Atlantic storms usually move westward toward the Caribbean Islands or the United States. They eventually lose most of their energy and either make landfall or regress back out onto sea as minor storms. Hurricane Ophelia was unusual as it went eastward toward the Azores and track up toward Ireland and Great Britain. Since records began in 1851, there have only been 15 hurricanes that have passed within 200 nautical miles of the Azores. So why has this occurred and should we be worried?

A study published in 2013, provided evidence that global warming is making the area in which a tropical storm can develop much larger, and particularly more eastward, which is not the usual direction. Combined with recorded higher sea surface temperatures, this means that tropical storms are much more likely to arrive at regions of the tropics, i.e. the Azores, adding fuel to the fire. The tropics lie in a midlatitude baroclinic region, for those non-meteorologists out there this is a region where the difference in air temperature and air pressure can yield enough density to basically give an Atlantic storm a second wind. Like giving a student in JJ two shots of espresso at 9pm, the storm will reintensify potentially with enough force to make it reach Western Europe.  This is common of hurricanes that hit many of the Caribbean Islands and North America.
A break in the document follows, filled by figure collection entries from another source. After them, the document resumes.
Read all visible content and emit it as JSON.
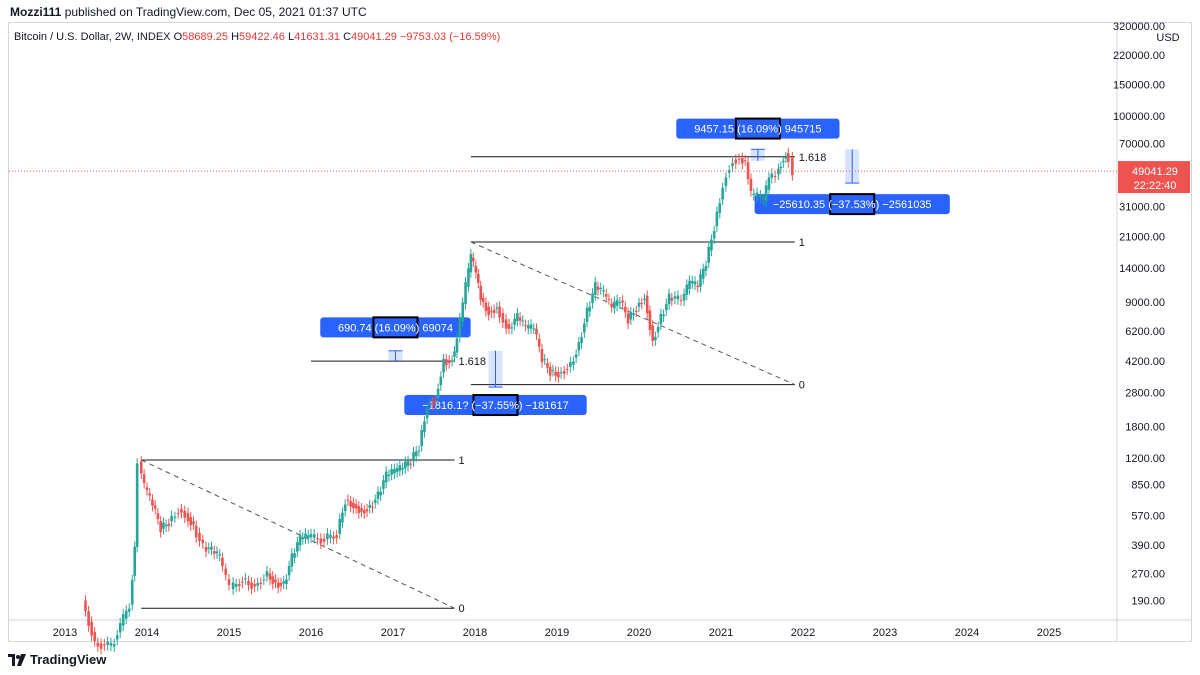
{
  "header": {
    "user": "Mozzi111",
    "published": "published on TradingView.com, Dec 05, 2021 01:37 UTC"
  },
  "legend": {
    "symbol": "Bitcoin / U.S. Dollar, 2W, INDEX",
    "open_label": "O",
    "open": "58689.25",
    "high_label": "H",
    "high": "59422.46",
    "low_label": "L",
    "low": "41631.31",
    "close_label": "C",
    "close": "49041.29",
    "change": "−9753.03 (−16.59%)"
  },
  "price_axis": {
    "currency": "USD",
    "current_price": "49041.29",
    "countdown": "22:22:40"
  },
  "footer": {
    "brand": "TradingView"
  },
  "colors": {
    "up": "#26a69a",
    "down": "#ef5350",
    "tag": "#2962ff",
    "text": "#131722"
  },
  "chart_data": {
    "type": "candlestick",
    "title": "Bitcoin / U.S. Dollar, 2W, INDEX",
    "y_scale": "log",
    "ylim": [
      150,
      320000
    ],
    "xlim": [
      2013.0,
      2025.9
    ],
    "y_ticks": [
      "320000.00",
      "220000.00",
      "150000.00",
      "100000.00",
      "70000.00",
      "31000.00",
      "21000.00",
      "14000.00",
      "9000.00",
      "6200.00",
      "4200.00",
      "2800.00",
      "1800.00",
      "1200.00",
      "850.00",
      "570.00",
      "390.00",
      "270.00",
      "190.00"
    ],
    "x_ticks": [
      "2013",
      "2014",
      "2015",
      "2016",
      "2017",
      "2018",
      "2019",
      "2020",
      "2021",
      "2022",
      "2023",
      "2024",
      "2025"
    ],
    "price_path": [
      [
        2013.25,
        190
      ],
      [
        2013.4,
        110
      ],
      [
        2013.6,
        105
      ],
      [
        2013.82,
        180
      ],
      [
        2013.88,
        380
      ],
      [
        2013.93,
        1150
      ],
      [
        2014.0,
        820
      ],
      [
        2014.1,
        650
      ],
      [
        2014.2,
        480
      ],
      [
        2014.3,
        530
      ],
      [
        2014.42,
        620
      ],
      [
        2014.5,
        590
      ],
      [
        2014.6,
        500
      ],
      [
        2014.72,
        380
      ],
      [
        2014.82,
        360
      ],
      [
        2014.92,
        330
      ],
      [
        2015.0,
        250
      ],
      [
        2015.05,
        220
      ],
      [
        2015.2,
        250
      ],
      [
        2015.35,
        230
      ],
      [
        2015.5,
        270
      ],
      [
        2015.6,
        240
      ],
      [
        2015.7,
        235
      ],
      [
        2015.8,
        330
      ],
      [
        2015.9,
        420
      ],
      [
        2016.0,
        430
      ],
      [
        2016.2,
        420
      ],
      [
        2016.35,
        450
      ],
      [
        2016.45,
        700
      ],
      [
        2016.55,
        660
      ],
      [
        2016.65,
        610
      ],
      [
        2016.75,
        640
      ],
      [
        2016.85,
        740
      ],
      [
        2016.95,
        950
      ],
      [
        2017.05,
        1000
      ],
      [
        2017.15,
        1050
      ],
      [
        2017.25,
        1150
      ],
      [
        2017.35,
        1400
      ],
      [
        2017.45,
        2400
      ],
      [
        2017.55,
        2600
      ],
      [
        2017.65,
        4300
      ],
      [
        2017.72,
        4200
      ],
      [
        2017.78,
        4700
      ],
      [
        2017.85,
        7000
      ],
      [
        2017.92,
        11000
      ],
      [
        2017.98,
        16000
      ],
      [
        2018.04,
        13000
      ],
      [
        2018.1,
        9500
      ],
      [
        2018.2,
        8000
      ],
      [
        2018.3,
        8500
      ],
      [
        2018.38,
        7200
      ],
      [
        2018.45,
        6400
      ],
      [
        2018.55,
        7400
      ],
      [
        2018.65,
        6400
      ],
      [
        2018.75,
        6400
      ],
      [
        2018.85,
        4300
      ],
      [
        2018.95,
        3700
      ],
      [
        2019.05,
        3600
      ],
      [
        2019.2,
        4000
      ],
      [
        2019.3,
        5300
      ],
      [
        2019.4,
        8000
      ],
      [
        2019.5,
        11000
      ],
      [
        2019.6,
        10000
      ],
      [
        2019.7,
        8300
      ],
      [
        2019.8,
        9200
      ],
      [
        2019.9,
        7200
      ],
      [
        2020.0,
        8500
      ],
      [
        2020.1,
        9800
      ],
      [
        2020.2,
        5500
      ],
      [
        2020.3,
        7500
      ],
      [
        2020.4,
        9500
      ],
      [
        2020.55,
        9200
      ],
      [
        2020.65,
        11500
      ],
      [
        2020.75,
        11000
      ],
      [
        2020.85,
        15000
      ],
      [
        2020.95,
        24000
      ],
      [
        2021.02,
        34000
      ],
      [
        2021.1,
        48000
      ],
      [
        2021.18,
        57000
      ],
      [
        2021.26,
        58000
      ],
      [
        2021.33,
        55000
      ],
      [
        2021.4,
        36000
      ],
      [
        2021.48,
        35000
      ],
      [
        2021.55,
        33000
      ],
      [
        2021.62,
        45000
      ],
      [
        2021.7,
        47000
      ],
      [
        2021.76,
        55000
      ],
      [
        2021.82,
        62000
      ],
      [
        2021.87,
        58689
      ],
      [
        2021.92,
        49041
      ]
    ],
    "annotations": [
      {
        "kind": "fib",
        "label": "1",
        "y": 1170,
        "x": [
          2013.93,
          2017.75
        ]
      },
      {
        "kind": "fib",
        "label": "0",
        "y": 172,
        "x": [
          2013.93,
          2017.75
        ]
      },
      {
        "kind": "fib",
        "label": "1.618",
        "y": 4200,
        "x": [
          2016.0,
          2017.75
        ]
      },
      {
        "kind": "fib",
        "label": "1",
        "y": 19600,
        "x": [
          2017.95,
          2021.9
        ]
      },
      {
        "kind": "fib",
        "label": "0",
        "y": 3100,
        "x": [
          2017.95,
          2021.9
        ]
      },
      {
        "kind": "fib",
        "label": "1.618",
        "y": 59000,
        "x": [
          2017.95,
          2021.9
        ]
      },
      {
        "kind": "trend",
        "x": [
          2013.93,
          2017.75
        ],
        "y": [
          1170,
          172
        ]
      },
      {
        "kind": "trend",
        "x": [
          2017.95,
          2021.9
        ],
        "y": [
          19600,
          3100
        ]
      },
      {
        "kind": "measure",
        "text": "690.74 (16.09%) 69074",
        "x": 2017.03,
        "y": [
          4200,
          4800
        ],
        "tag_y": 6500
      },
      {
        "kind": "measure",
        "text": "−1816.1? (−37.55%) −181617",
        "x": 2018.25,
        "y": [
          4800,
          3000
        ],
        "tag_y": 2380
      },
      {
        "kind": "measure",
        "text": "9457.15 (16.09%) 945715",
        "x": 2021.45,
        "y": [
          56000,
          65000
        ],
        "tag_y": 85000
      },
      {
        "kind": "measure",
        "text": "−25610.35 (−37.53%) −2561035",
        "x": 2022.6,
        "y": [
          65000,
          42000
        ],
        "tag_y": 32000
      }
    ]
  }
}
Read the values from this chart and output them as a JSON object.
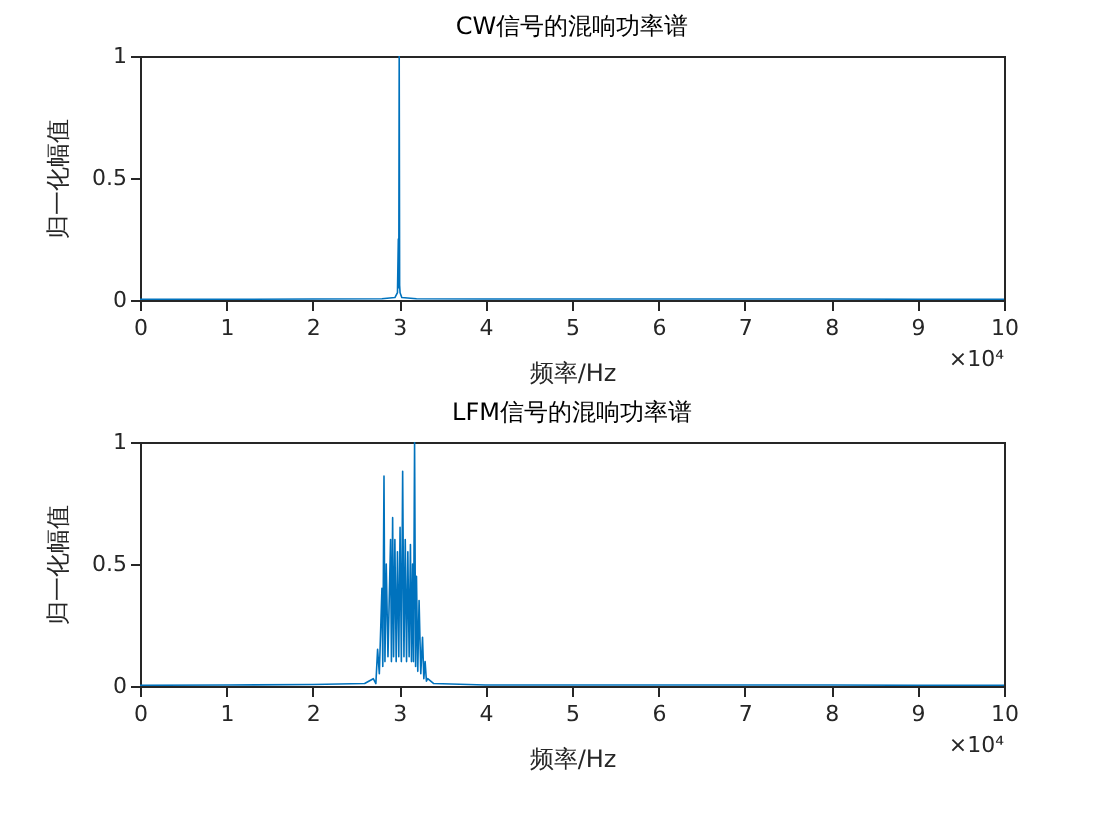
{
  "chart_data": [
    {
      "type": "line",
      "title": "CW信号的混响功率谱",
      "xlabel": "频率/Hz",
      "ylabel": "归一化幅值",
      "annotations": [
        "×10⁴"
      ],
      "xlim": [
        0,
        10
      ],
      "ylim": [
        0,
        1
      ],
      "xticks": [
        0,
        1,
        2,
        3,
        4,
        5,
        6,
        7,
        8,
        9,
        10
      ],
      "yticks": [
        0,
        0.5,
        1
      ],
      "series": [
        {
          "color": "#0072bd",
          "x": [
            0,
            1,
            2,
            2.8,
            2.95,
            2.98,
            2.99,
            2.995,
            3,
            3.005,
            3.01,
            3.03,
            3.2,
            4,
            5,
            6,
            7,
            8,
            9,
            10
          ],
          "values": [
            0.003,
            0.003,
            0.004,
            0.005,
            0.01,
            0.03,
            0.25,
            0.05,
            1,
            0.06,
            0.03,
            0.01,
            0.005,
            0.004,
            0.004,
            0.004,
            0.004,
            0.004,
            0.003,
            0.003
          ]
        }
      ]
    },
    {
      "type": "line",
      "title": "LFM信号的混响功率谱",
      "xlabel": "频率/Hz",
      "ylabel": "归一化幅值",
      "annotations": [
        "×10⁴"
      ],
      "xlim": [
        0,
        10
      ],
      "ylim": [
        0,
        1
      ],
      "xticks": [
        0,
        1,
        2,
        3,
        4,
        5,
        6,
        7,
        8,
        9,
        10
      ],
      "yticks": [
        0,
        0.5,
        1
      ],
      "series": [
        {
          "color": "#0072bd",
          "x": [
            0,
            1,
            2,
            2.6,
            2.7,
            2.73,
            2.75,
            2.77,
            2.8,
            2.81,
            2.824,
            2.835,
            2.85,
            2.87,
            2.9,
            2.91,
            2.924,
            2.935,
            2.95,
            2.965,
            2.98,
            2.995,
            3.01,
            3.025,
            3.04,
            3.055,
            3.07,
            3.085,
            3.1,
            3.115,
            3.13,
            3.142,
            3.155,
            3.165,
            3.178,
            3.19,
            3.2,
            3.215,
            3.23,
            3.25,
            3.27,
            3.285,
            3.3,
            3.315,
            3.33,
            3.4,
            4,
            5,
            6,
            7,
            8,
            9,
            10
          ],
          "values": [
            0.003,
            0.004,
            0.006,
            0.01,
            0.03,
            0.01,
            0.15,
            0.05,
            0.4,
            0.08,
            0.86,
            0.1,
            0.5,
            0.12,
            0.6,
            0.1,
            0.69,
            0.12,
            0.6,
            0.1,
            0.55,
            0.12,
            0.65,
            0.1,
            0.88,
            0.12,
            0.6,
            0.1,
            0.55,
            0.12,
            0.58,
            0.1,
            0.5,
            0.1,
            1,
            0.08,
            0.45,
            0.06,
            0.35,
            0.05,
            0.2,
            0.03,
            0.1,
            0.02,
            0.03,
            0.01,
            0.004,
            0.004,
            0.004,
            0.004,
            0.004,
            0.003,
            0.003
          ]
        }
      ]
    }
  ]
}
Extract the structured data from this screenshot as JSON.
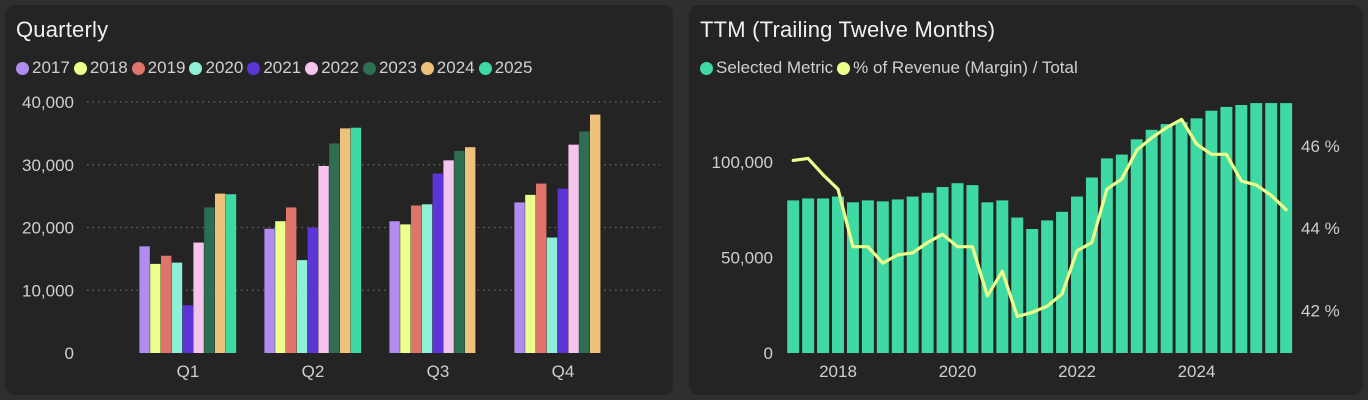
{
  "chart_data": [
    {
      "type": "bar",
      "title": "Quarterly",
      "categories": [
        "Q1",
        "Q2",
        "Q3",
        "Q4"
      ],
      "ylim": [
        0,
        40000
      ],
      "yticks": [
        0,
        10000,
        20000,
        30000,
        40000
      ],
      "ytick_labels": [
        "0",
        "10,000",
        "20,000",
        "30,000",
        "40,000"
      ],
      "grid": true,
      "series": [
        {
          "name": "2017",
          "color": "#b08cf0",
          "values": [
            17000,
            19800,
            21000,
            24000
          ]
        },
        {
          "name": "2018",
          "color": "#ecff8c",
          "values": [
            14200,
            21000,
            20500,
            25200
          ]
        },
        {
          "name": "2019",
          "color": "#e0736a",
          "values": [
            15500,
            23200,
            23500,
            27000
          ]
        },
        {
          "name": "2020",
          "color": "#8ef0d6",
          "values": [
            14400,
            14800,
            23700,
            18400
          ]
        },
        {
          "name": "2021",
          "color": "#5b35d6",
          "values": [
            7600,
            20000,
            28600,
            26200
          ]
        },
        {
          "name": "2022",
          "color": "#f4c4ec",
          "values": [
            17600,
            29800,
            30700,
            33200
          ]
        },
        {
          "name": "2023",
          "color": "#2e6e52",
          "values": [
            23200,
            33400,
            32200,
            35300
          ]
        },
        {
          "name": "2024",
          "color": "#eec27a",
          "values": [
            25400,
            35800,
            32800,
            38000
          ]
        },
        {
          "name": "2025",
          "color": "#3fd9a4",
          "values": [
            25300,
            35900,
            null,
            null
          ]
        }
      ]
    },
    {
      "type": "bar+line",
      "title": "TTM (Trailing Twelve Months)",
      "legend": [
        {
          "name": "Selected Metric",
          "color": "#3fd9a4"
        },
        {
          "name": "% of Revenue (Margin) / Total",
          "color": "#ecff8c"
        }
      ],
      "x_range": [
        2017.1,
        2025.85
      ],
      "xticks": [
        2018,
        2020,
        2022,
        2024
      ],
      "xtick_labels": [
        "2018",
        "2020",
        "2022",
        "2024"
      ],
      "bar_width_years": 0.2,
      "ylim": [
        0,
        130000
      ],
      "yticks": [
        0,
        50000,
        100000
      ],
      "ytick_labels": [
        "0",
        "50,000",
        "100,000"
      ],
      "y2lim": [
        40.96,
        47.0
      ],
      "y2ticks": [
        42,
        44,
        46
      ],
      "y2tick_labels": [
        "42 %",
        "44 %",
        "46 %"
      ],
      "bars": {
        "name": "Selected Metric",
        "x": [
          2017.25,
          2017.5,
          2017.75,
          2018.0,
          2018.25,
          2018.5,
          2018.75,
          2019.0,
          2019.25,
          2019.5,
          2019.75,
          2020.0,
          2020.25,
          2020.5,
          2020.75,
          2021.0,
          2021.25,
          2021.5,
          2021.75,
          2022.0,
          2022.25,
          2022.5,
          2022.75,
          2023.0,
          2023.25,
          2023.5,
          2023.75,
          2024.0,
          2024.25,
          2024.5,
          2024.75,
          2025.0,
          2025.25,
          2025.5
        ],
        "values": [
          80000,
          81000,
          81000,
          82000,
          79000,
          80000,
          79500,
          80500,
          82000,
          84000,
          87000,
          89000,
          88000,
          79000,
          80000,
          71000,
          65000,
          69500,
          74000,
          82000,
          92000,
          102000,
          104000,
          112000,
          117000,
          120000,
          121000,
          123000,
          127000,
          129000,
          130000,
          131000,
          131000,
          131000
        ]
      },
      "line": {
        "name": "% of Revenue (Margin) / Total",
        "x": [
          2017.25,
          2017.5,
          2017.75,
          2018.0,
          2018.25,
          2018.5,
          2018.75,
          2019.0,
          2019.25,
          2019.5,
          2019.75,
          2020.0,
          2020.25,
          2020.5,
          2020.75,
          2021.0,
          2021.25,
          2021.5,
          2021.75,
          2022.0,
          2022.25,
          2022.5,
          2022.75,
          2023.0,
          2023.25,
          2023.5,
          2023.75,
          2024.0,
          2024.25,
          2024.5,
          2024.75,
          2025.0,
          2025.25,
          2025.5
        ],
        "values": [
          45.65,
          45.7,
          45.3,
          44.95,
          43.55,
          43.55,
          43.15,
          43.35,
          43.4,
          43.65,
          43.85,
          43.55,
          43.55,
          42.35,
          42.95,
          41.85,
          41.95,
          42.1,
          42.4,
          43.45,
          43.65,
          44.95,
          45.2,
          45.9,
          46.2,
          46.45,
          46.65,
          46.05,
          45.8,
          45.8,
          45.15,
          45.05,
          44.8,
          44.45
        ]
      }
    }
  ]
}
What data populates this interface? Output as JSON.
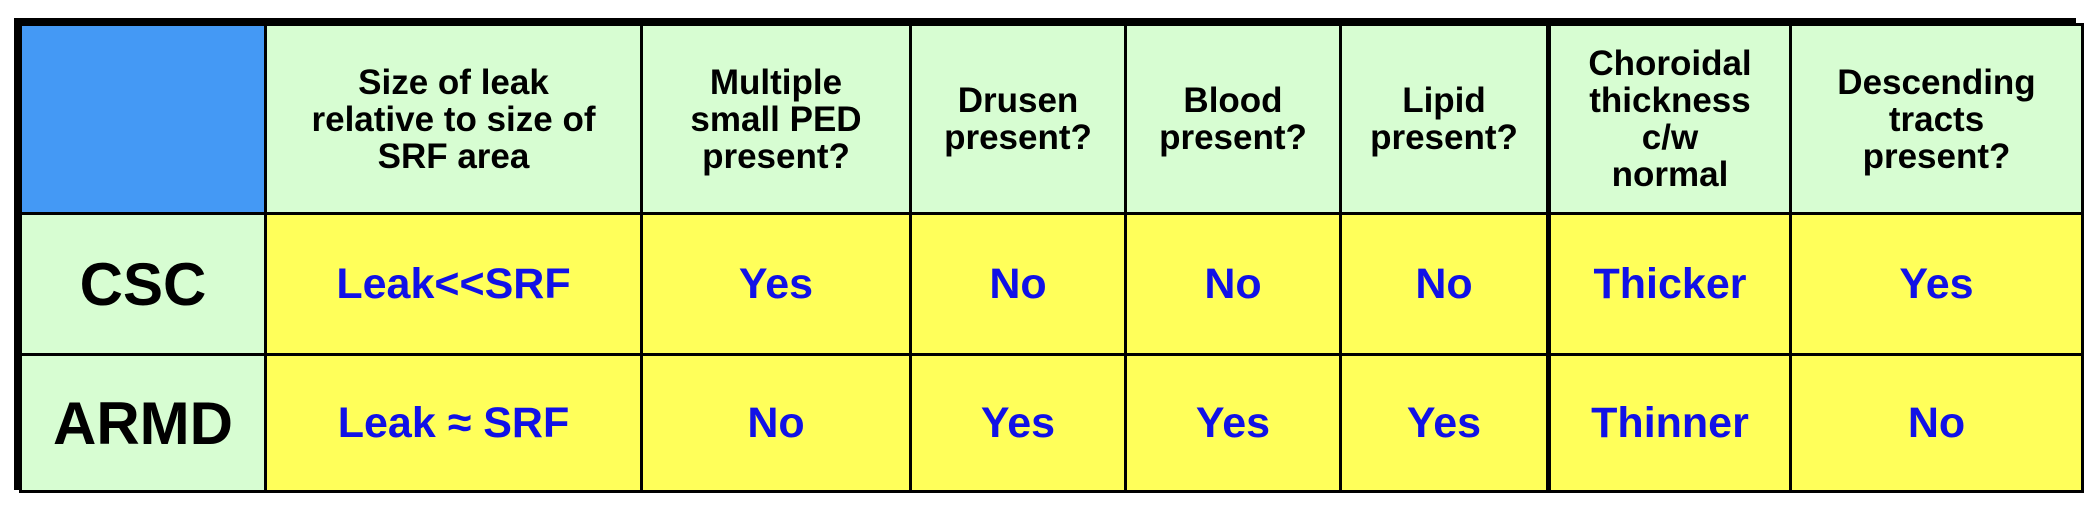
{
  "table": {
    "columns": [
      "Size of leak\nrelative to size of\nSRF area",
      "Multiple\nsmall PED\npresent?",
      "Drusen\npresent?",
      "Blood\npresent?",
      "Lipid\npresent?",
      "Choroidal\nthickness\nc/w\nnormal",
      "Descending\ntracts\npresent?"
    ],
    "rows": [
      {
        "label": "CSC",
        "cells": [
          "Leak<<SRF",
          "Yes",
          "No",
          "No",
          "No",
          "Thicker",
          "Yes"
        ]
      },
      {
        "label": "ARMD",
        "cells": [
          "Leak ≈ SRF",
          "No",
          "Yes",
          "Yes",
          "Yes",
          "Thinner",
          "No"
        ]
      }
    ]
  },
  "colors": {
    "corner": "#4499f5",
    "header_bg": "#d7fdd2",
    "cell_bg": "#ffff5a",
    "cell_text": "#1111e6",
    "border": "#000000"
  }
}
The fact that this is happening now and the reasons that it happening, global warming and rising sea temperatures, means that it will more than likely continue to happen. Western Europe will be hit with many more tropical storms and there is a chance they will only continue to intensify and grow into hurricanes.

Climate is the average weather of a region measured over 30 years. These predictions have been based of data that has been collected on two samples of 30 years. Ireland currently has a mild, moist, temperate climate. We do not have any extreme weather conditions and do not usually have to worry about the loss of life from the weather. Although we are in the Northern Atlantic, our winters remain relatively mild as we get a stream of warm water starting in the Gulf of Mexico, called the Gulf Stream. Global warming will bring about melting of the polar ice caps. This will in turn release large volumes of cold Arctic water that will push the Gulf Stream to a lower latitude, meaning that we will presumably be set for extremely cold winters with much of our west coast being frozen through out the winter, how very Jake Gyllenhaal in The Day After Tomorrow. Climate change is happening, Ireland’s weather will become more tempestuous, and the best we can do is prepare ourselves for it.